According to Becker’s Hospital Review, the three states with the most rural hospital closings are the following: Texas (17 hospitals), Tennessee (12 hospitals), and Georgia (7 hospitals). Even though most no longer provide inpatient care, a few offered minimum services for Outpatient, imaging, urgent care, or rehabilitation services at the time of this printing.4

So, what, exactly, is the future of rural hospital care? At this point, it appears that contracture of rural America’s hospital care will continue. Researchers have found that nearly 34 states have five or more rural hospitals at risk of closing, including Washington and Maine. “A loss of agricultural and manufacturing jobs has led to a corresponding degradation of the payer mix.” Residents in rural communities are primarily uninsured, either very old or very young, with higher proportions of Medicaid and Medicare. When rural hospitals rely on approximately 46% of their net revenue from Medicare patients, this cannot offset the cost of staff and expensive equipment or keeping specialty MD’s on-call or referral.4

What is possible? Support for the REACH act… Rural Emergency Acute Care Hospital Act, supported by Senators Chuck Grassley (R-IA), Amy Klobuchar (D-Mn), and Cory Gardner (R-CO), which would allow hospitals to stay open for Emergency Care without the need for inpatient beds. The REACH act would allow small rural hospitals to resize and stabilize while being able to anchor with larger hospitals, particularly academic systems, for support and services they don’t have. Better yet, it would allow them to remain open and be available for assistance in their communities.

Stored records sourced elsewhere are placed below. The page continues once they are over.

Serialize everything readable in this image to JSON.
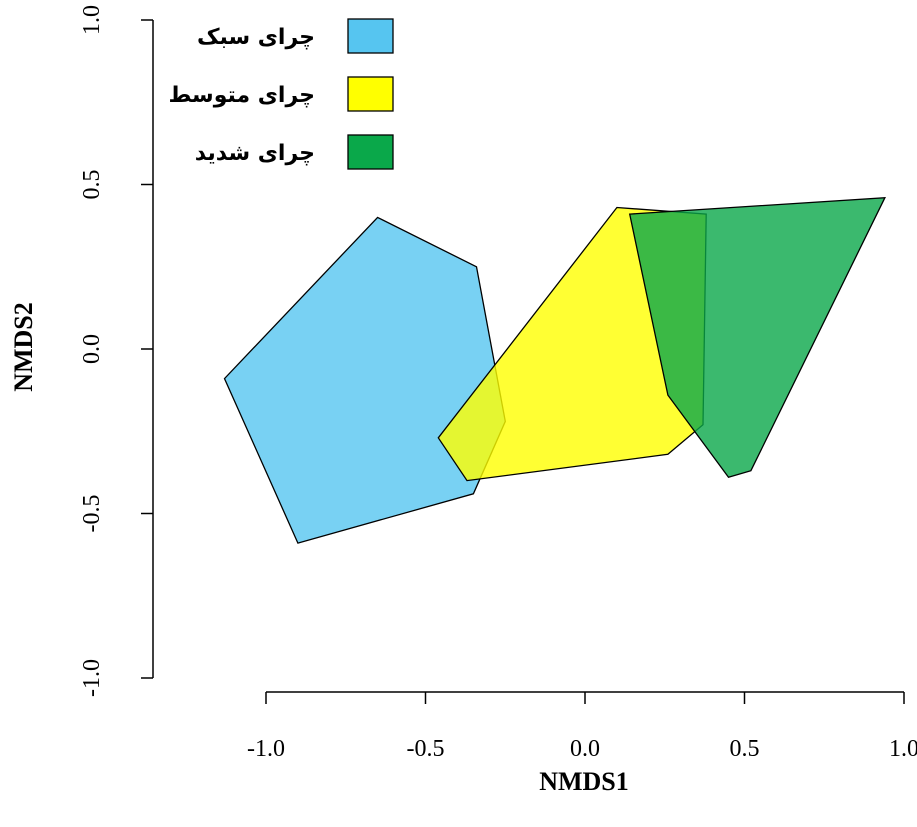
{
  "chart_data": {
    "type": "scatter",
    "subtype": "nmds-convex-hulls",
    "title": "",
    "xlabel": "NMDS1",
    "ylabel": "NMDS2",
    "xlim": [
      -1.0,
      1.0
    ],
    "ylim": [
      -1.0,
      1.0
    ],
    "xticks": [
      "-1.0",
      "-0.5",
      "0.0",
      "0.5",
      "1.0"
    ],
    "yticks": [
      "-1.0",
      "-0.5",
      "0.0",
      "0.5",
      "1.0"
    ],
    "grid": false,
    "legend_position": "top-left",
    "series": [
      {
        "name": "چرای سبک",
        "color": "#56C5F0",
        "hull": [
          [
            -0.65,
            0.4
          ],
          [
            -0.34,
            0.25
          ],
          [
            -0.25,
            -0.22
          ],
          [
            -0.35,
            -0.44
          ],
          [
            -0.9,
            -0.59
          ],
          [
            -1.13,
            -0.09
          ]
        ]
      },
      {
        "name": "چرای متوسط",
        "color": "#FFFF00",
        "hull": [
          [
            0.1,
            0.43
          ],
          [
            0.38,
            0.41
          ],
          [
            0.37,
            -0.23
          ],
          [
            0.26,
            -0.32
          ],
          [
            -0.37,
            -0.4
          ],
          [
            -0.46,
            -0.27
          ]
        ]
      },
      {
        "name": "چرای شدید",
        "color": "#0AA84A",
        "hull": [
          [
            0.14,
            0.41
          ],
          [
            0.94,
            0.46
          ],
          [
            0.52,
            -0.37
          ],
          [
            0.45,
            -0.39
          ],
          [
            0.26,
            -0.14
          ]
        ]
      }
    ]
  }
}
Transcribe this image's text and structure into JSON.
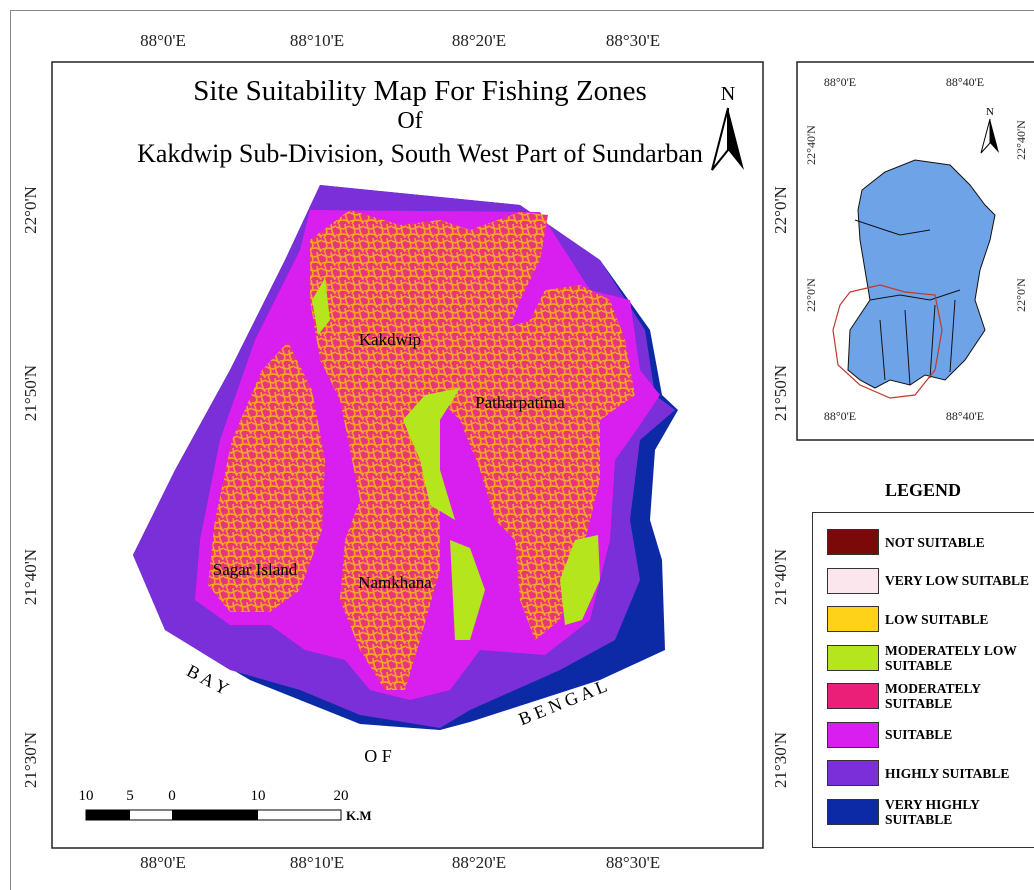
{
  "title": [
    "Site Suitability Map For Fishing Zones",
    "Of",
    "Kakdwip Sub-Division, South West Part of Sundarban"
  ],
  "map": {
    "longitude_labels": [
      "88°0'E",
      "88°10'E",
      "88°20'E",
      "88°30'E"
    ],
    "latitude_labels": [
      "22°0'N",
      "21°50'N",
      "21°40'N",
      "21°30'N"
    ],
    "places": [
      "Kakdwip",
      "Patharpatima",
      "Sagar Island",
      "Namkhana"
    ],
    "sea_labels": [
      "B A Y",
      "O F",
      "B E N G A L"
    ],
    "north": "N",
    "scale_bar": {
      "ticks": [
        "10",
        "5",
        "0",
        "10",
        "20"
      ],
      "unit": "K.M"
    }
  },
  "inset": {
    "longitude_labels": [
      "88°0'E",
      "88°40'E"
    ],
    "latitude_labels": [
      "22°40'N",
      "22°0'N"
    ],
    "north": "N"
  },
  "legend": {
    "title": "LEGEND",
    "items": [
      {
        "label": "NOT SUITABLE",
        "color": "#7a0a0a"
      },
      {
        "label": "VERY LOW SUITABLE",
        "color": "#fbe6ee"
      },
      {
        "label": "LOW SUITABLE",
        "color": "#ffd21a"
      },
      {
        "label": "MODERATELY LOW SUITABLE",
        "color": "#b5e61d"
      },
      {
        "label": "MODERATELY SUITABLE",
        "color": "#ec1f78"
      },
      {
        "label": "SUITABLE",
        "color": "#d81ff0"
      },
      {
        "label": "HIGHLY SUITABLE",
        "color": "#7a2fd8"
      },
      {
        "label": "VERY HIGHLY SUITABLE",
        "color": "#0d2aa6"
      }
    ]
  }
}
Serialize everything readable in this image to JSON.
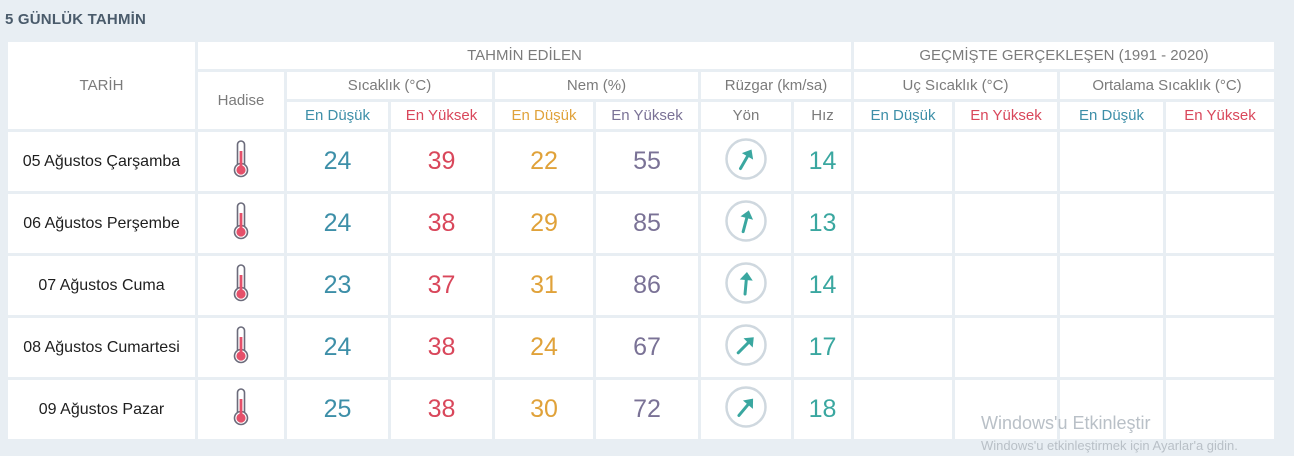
{
  "title": "5 GÜNLÜK TAHMİN",
  "headers": {
    "date": "TARİH",
    "forecast": "TAHMİN EDİLEN",
    "past": "GEÇMİŞTE GERÇEKLEŞEN (1991 - 2020)",
    "event": "Hadise",
    "temp": "Sıcaklık (°C)",
    "humidity": "Nem (%)",
    "wind": "Rüzgar (km/sa)",
    "extreme_temp": "Uç Sıcaklık (°C)",
    "avg_temp": "Ortalama Sıcaklık (°C)",
    "low": "En Düşük",
    "high": "En Yüksek",
    "direction": "Yön",
    "speed": "Hız"
  },
  "rows": [
    {
      "date": "05 Ağustos Çarşamba",
      "event_icon": "thermometer-icon",
      "temp_low": "24",
      "temp_high": "39",
      "hum_low": "22",
      "hum_high": "55",
      "wind_dir_deg": 210,
      "wind_speed": "14"
    },
    {
      "date": "06 Ağustos Perşembe",
      "event_icon": "thermometer-icon",
      "temp_low": "24",
      "temp_high": "38",
      "hum_low": "29",
      "hum_high": "85",
      "wind_dir_deg": 195,
      "wind_speed": "13"
    },
    {
      "date": "07 Ağustos Cuma",
      "event_icon": "thermometer-icon",
      "temp_low": "23",
      "temp_high": "37",
      "hum_low": "31",
      "hum_high": "86",
      "wind_dir_deg": 185,
      "wind_speed": "14"
    },
    {
      "date": "08 Ağustos Cumartesi",
      "event_icon": "thermometer-icon",
      "temp_low": "24",
      "temp_high": "38",
      "hum_low": "24",
      "hum_high": "67",
      "wind_dir_deg": 225,
      "wind_speed": "17"
    },
    {
      "date": "09 Ağustos Pazar",
      "event_icon": "thermometer-icon",
      "temp_low": "25",
      "temp_high": "38",
      "hum_low": "30",
      "hum_high": "72",
      "wind_dir_deg": 220,
      "wind_speed": "18"
    }
  ],
  "watermark": {
    "line1": "Windows'u Etkinleştir",
    "line2": "Windows'u etkinleştirmek için Ayarlar'a gidin."
  },
  "colors": {
    "low": "#3d8fa8",
    "high": "#d9475b",
    "hum_low": "#e0a23a",
    "hum_high": "#7a7296",
    "wind": "#3aa7a0"
  }
}
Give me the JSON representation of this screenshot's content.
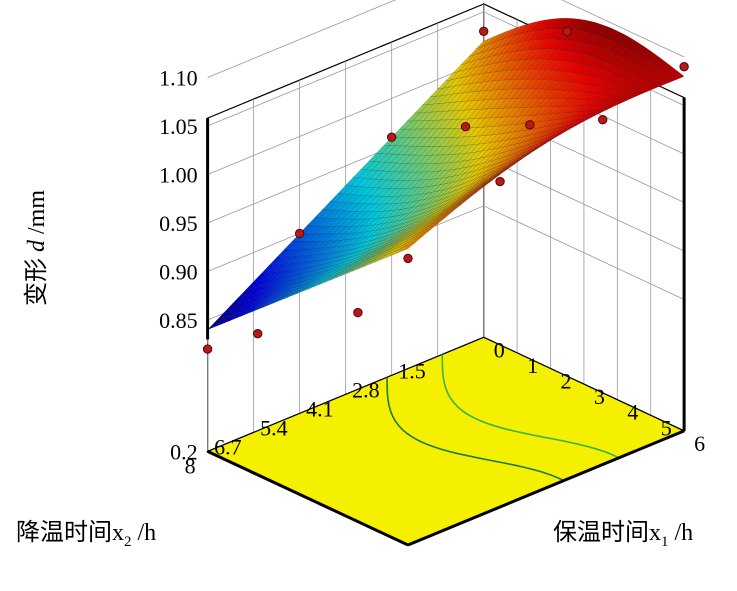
{
  "chart_data": {
    "type": "surface3d",
    "title": "",
    "zlabel": {
      "text": "变形 ",
      "var": "d",
      "unit": " /mm"
    },
    "xlabel": {
      "text": "保温时间",
      "var": "x",
      "sub": "1",
      "unit": " /h"
    },
    "ylabel": {
      "text": "降温时间",
      "var": "x",
      "sub": "2",
      "unit": " /h"
    },
    "x_ticks": [
      "0",
      "1",
      "2",
      "3",
      "4",
      "5",
      "6"
    ],
    "y_ticks": [
      "1.5",
      "2.8",
      "4.1",
      "5.4",
      "6.7",
      "8"
    ],
    "z_ticks": [
      "1.10",
      "1.05",
      "1.00",
      "0.95",
      "0.90",
      "0.85"
    ],
    "z_floor_label": "0.2",
    "xlim": [
      0,
      6
    ],
    "ylim": [
      0.2,
      8
    ],
    "zlim": [
      0.83,
      1.1
    ],
    "surface_corners": [
      {
        "x": 0,
        "y": 0.2,
        "z": 1.02
      },
      {
        "x": 6,
        "y": 0.2,
        "z": 1.08
      },
      {
        "x": 0,
        "y": 8,
        "z": 0.84
      },
      {
        "x": 6,
        "y": 8,
        "z": 1.02
      }
    ],
    "colormap": "jet",
    "floor_color": "#f5f000",
    "points": [
      {
        "x": 0,
        "y": 0.2,
        "z": 1.03
      },
      {
        "x": 6,
        "y": 0.2,
        "z": 1.09
      },
      {
        "x": 0,
        "y": 8,
        "z": 0.82
      },
      {
        "x": 6,
        "y": 8,
        "z": 1.01
      },
      {
        "x": 0,
        "y": 2.8,
        "z": 0.96
      },
      {
        "x": 0,
        "y": 5.4,
        "z": 0.9
      },
      {
        "x": 1.5,
        "y": 8,
        "z": 0.86
      },
      {
        "x": 4.5,
        "y": 8,
        "z": 0.93
      },
      {
        "x": 2.5,
        "y": 0.2,
        "z": 1.07
      },
      {
        "x": 6,
        "y": 2.5,
        "z": 1.07
      },
      {
        "x": 6,
        "y": 5.4,
        "z": 1.05
      },
      {
        "x": 2,
        "y": 2.6,
        "z": 1.0
      },
      {
        "x": 3.5,
        "y": 2.2,
        "z": 1.02
      }
    ]
  }
}
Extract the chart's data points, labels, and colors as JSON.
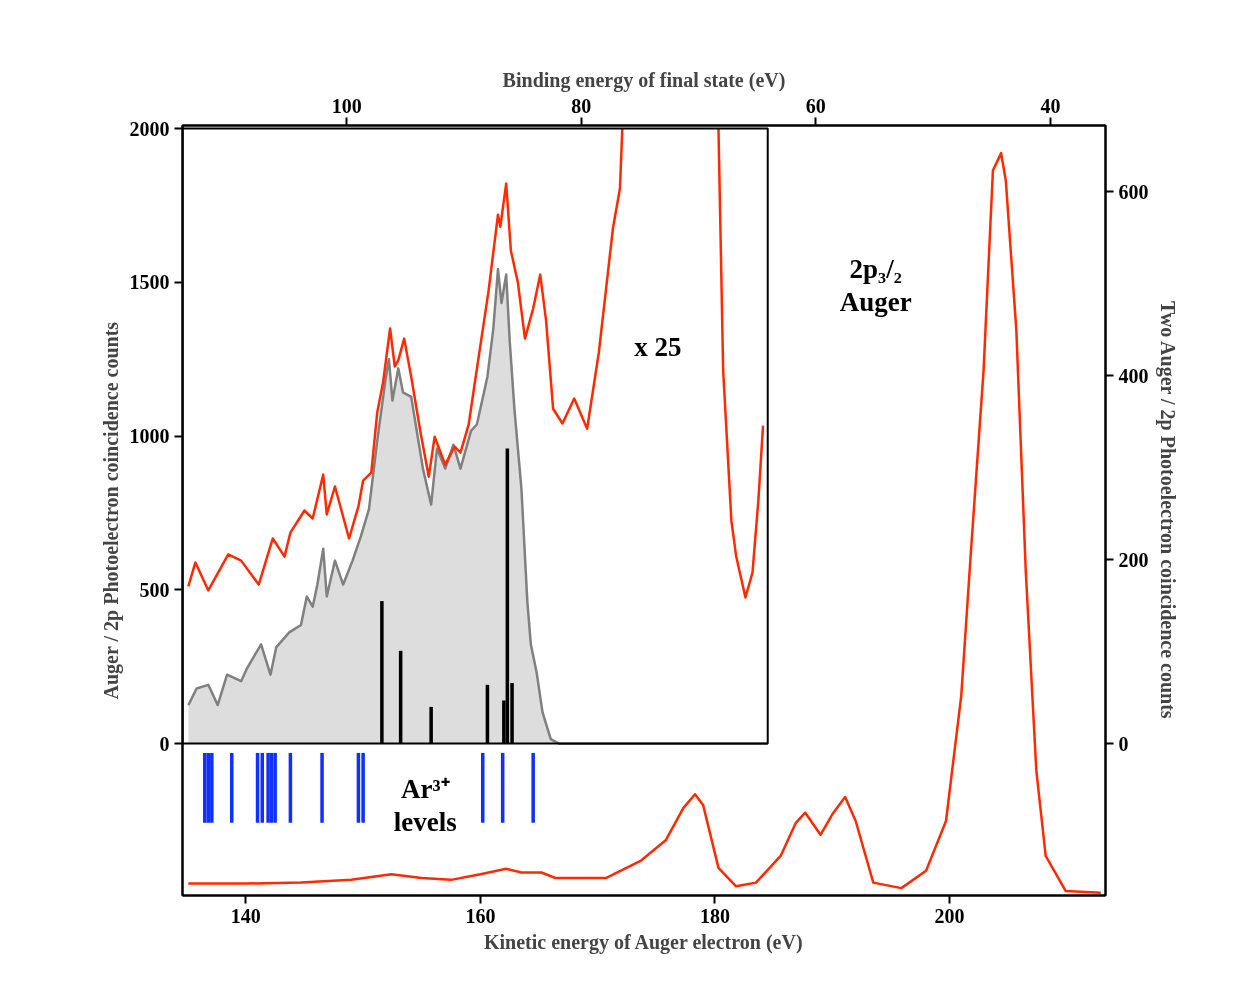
{
  "chart_data": {
    "type": "line",
    "xlabel": "Kinetic energy of Auger electron (eV)",
    "x2label": "Binding energy of final state (eV)",
    "ylabel": "Auger / 2p Photoelectron coincidence counts",
    "y2label": "Two Auger / 2p Photoelectron coincidence counts",
    "xlim": [
      134.6,
      213.3
    ],
    "xticks": [
      140,
      160,
      180,
      200
    ],
    "x2lim": [
      114.0,
      35.3
    ],
    "x2ticks": [
      100,
      80,
      60,
      40
    ],
    "ylim": [
      -494,
      2010
    ],
    "yticks": [
      0,
      500,
      1000,
      1500,
      2000
    ],
    "y2lim": [
      -165,
      672
    ],
    "y2ticks": [
      0,
      200,
      400,
      600
    ],
    "series": [
      {
        "type": "area",
        "axis": "y2",
        "color": "#808080",
        "x": [
          135.1,
          135.8,
          136.8,
          137.6,
          138.4,
          139.6,
          140.1,
          141.3,
          142.1,
          142.6,
          143.7,
          144.7,
          145.2,
          145.7,
          146.1,
          146.6,
          146.9,
          147.6,
          148.3,
          149.1,
          149.8,
          150.5,
          151.2,
          151.9,
          152.2,
          152.5,
          153.0,
          153.4,
          154.1,
          154.6,
          155.1,
          155.8,
          156.3,
          157.0,
          157.7,
          158.3,
          159.2,
          159.7,
          160.6,
          161.1,
          161.5,
          161.8,
          162.2,
          162.5,
          162.9,
          163.5,
          164.0,
          164.3,
          164.8,
          165.3,
          166.0,
          166.7,
          184.5
        ],
        "values": [
          42,
          60,
          64,
          42,
          75,
          68,
          82,
          108,
          75,
          105,
          121,
          129,
          160,
          149,
          173,
          212,
          160,
          199,
          173,
          199,
          225,
          255,
          329,
          395,
          418,
          373,
          408,
          382,
          377,
          338,
          299,
          260,
          321,
          299,
          325,
          299,
          340,
          347,
          399,
          451,
          516,
          479,
          510,
          438,
          364,
          277,
          155,
          108,
          77,
          34,
          5,
          0,
          0
        ]
      },
      {
        "type": "line",
        "axis": "y",
        "color": "#ff2a00",
        "x": [
          135.1,
          135.7,
          136.8,
          138.5,
          139.6,
          141.1,
          142.3,
          143.3,
          143.8,
          145.0,
          145.7,
          146.6,
          146.9,
          147.6,
          148.8,
          149.6,
          150.0,
          150.7,
          151.2,
          151.7,
          152.3,
          152.7,
          153.0,
          153.5,
          154.1,
          154.9,
          155.6,
          156.1,
          157.0,
          157.8,
          158.3,
          159.0,
          159.5,
          160.7,
          161.5,
          161.7,
          162.2,
          162.6,
          163.2,
          163.8,
          164.5,
          165.1,
          165.6,
          166.2,
          167.0,
          168.0,
          169.1,
          170.1,
          171.3,
          171.9,
          172.1,
          176.0,
          180.3,
          180.7,
          181.4,
          181.8,
          182.6,
          183.2,
          183.7,
          184.1
        ],
        "values": [
          511,
          589,
          498,
          615,
          595,
          517,
          667,
          608,
          686,
          758,
          732,
          875,
          745,
          836,
          667,
          771,
          855,
          881,
          1076,
          1174,
          1350,
          1226,
          1246,
          1317,
          1193,
          1011,
          868,
          998,
          907,
          966,
          946,
          1037,
          1167,
          1473,
          1720,
          1681,
          1821,
          1603,
          1499,
          1317,
          1415,
          1525,
          1376,
          1089,
          1041,
          1122,
          1024,
          1272,
          1675,
          1805,
          2000,
          null,
          2000,
          1213,
          725,
          611,
          475,
          556,
          790,
          1034
        ]
      },
      {
        "type": "bar",
        "axis": "y2",
        "color": "#000000",
        "x": [
          151.6,
          153.2,
          155.8,
          160.6,
          162.0,
          162.3,
          162.7
        ],
        "values": [
          155,
          101,
          40,
          64,
          47,
          321,
          66
        ]
      },
      {
        "type": "bar",
        "axis": "y2",
        "color": "#1030ff",
        "x": [
          136.5,
          136.8,
          137.1,
          138.8,
          141.0,
          141.4,
          141.9,
          142.2,
          142.5,
          143.8,
          146.5,
          149.6,
          150.0,
          160.2,
          161.9,
          164.5
        ],
        "base": [
          -86,
          -86,
          -86,
          -86,
          -86,
          -86,
          -86,
          -86,
          -86,
          -86,
          -86,
          -86,
          -86,
          -86,
          -86,
          -86
        ],
        "values": [
          76,
          76,
          76,
          76,
          76,
          76,
          76,
          76,
          76,
          76,
          76,
          76,
          76,
          76,
          76,
          76
        ]
      },
      {
        "axis": "y2",
        "color": "#ff2a00",
        "x": [
          135.1,
          140.0,
          144.7,
          149.0,
          152.4,
          155.0,
          157.5,
          160.0,
          162.2,
          163.5,
          165.2,
          166.4,
          169.4,
          170.7,
          173.7,
          175.8,
          177.3,
          178.3,
          179.0,
          180.3,
          181.8,
          183.5,
          185.6,
          186.9,
          187.7,
          189.0,
          190.1,
          191.1,
          192.0,
          193.5,
          195.9,
          198.0,
          199.7,
          201.0,
          201.8,
          202.9,
          203.7,
          204.4,
          204.8,
          205.7,
          206.5,
          207.4,
          208.2,
          209.9,
          212.9
        ],
        "values": [
          -152,
          -152,
          -151,
          -148,
          -142,
          -146,
          -148,
          -142,
          -136,
          -140,
          -140,
          -146,
          -146,
          -146,
          -127,
          -105,
          -70,
          -55,
          -67,
          -135,
          -155,
          -151,
          -122,
          -86,
          -75,
          -99,
          -75,
          -58,
          -84,
          -151,
          -157,
          -138,
          -84,
          52,
          204,
          405,
          623,
          642,
          612,
          449,
          188,
          -29,
          -122,
          -160,
          -162
        ]
      }
    ],
    "annotations": [
      "x 25",
      "2p₃/₂\nAuger",
      "Ar³⁺\nlevels"
    ]
  }
}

Allowing even one of those rural hospitals in a high-risk category to remain open would mean a change in human lives.

It could declare another hospital “essential” for a high-risk pregnancy or a stroke victim living in a small town. When minutes are a matter of life or death, twenty miles seems too far away to me.

What do you believe? Will You support REACH?


  1. “3 states with the most rural hospital elements.” Ellison, a. June 17th, 2019.
  2. “Healthcare in rural America today.” MGMA research and analysis (background information).
  3. “Nearly a quarter of rural hospitals are on the brink of closure.” Kacik, A., February 20, 2019.
  4. “JAMA Forum: The rural hospital problem.” Frakt, A. 3 months ago.
  5. “21% of rural hospitals at high financial risk of closing.” LaPointe, J., February 20, 2019.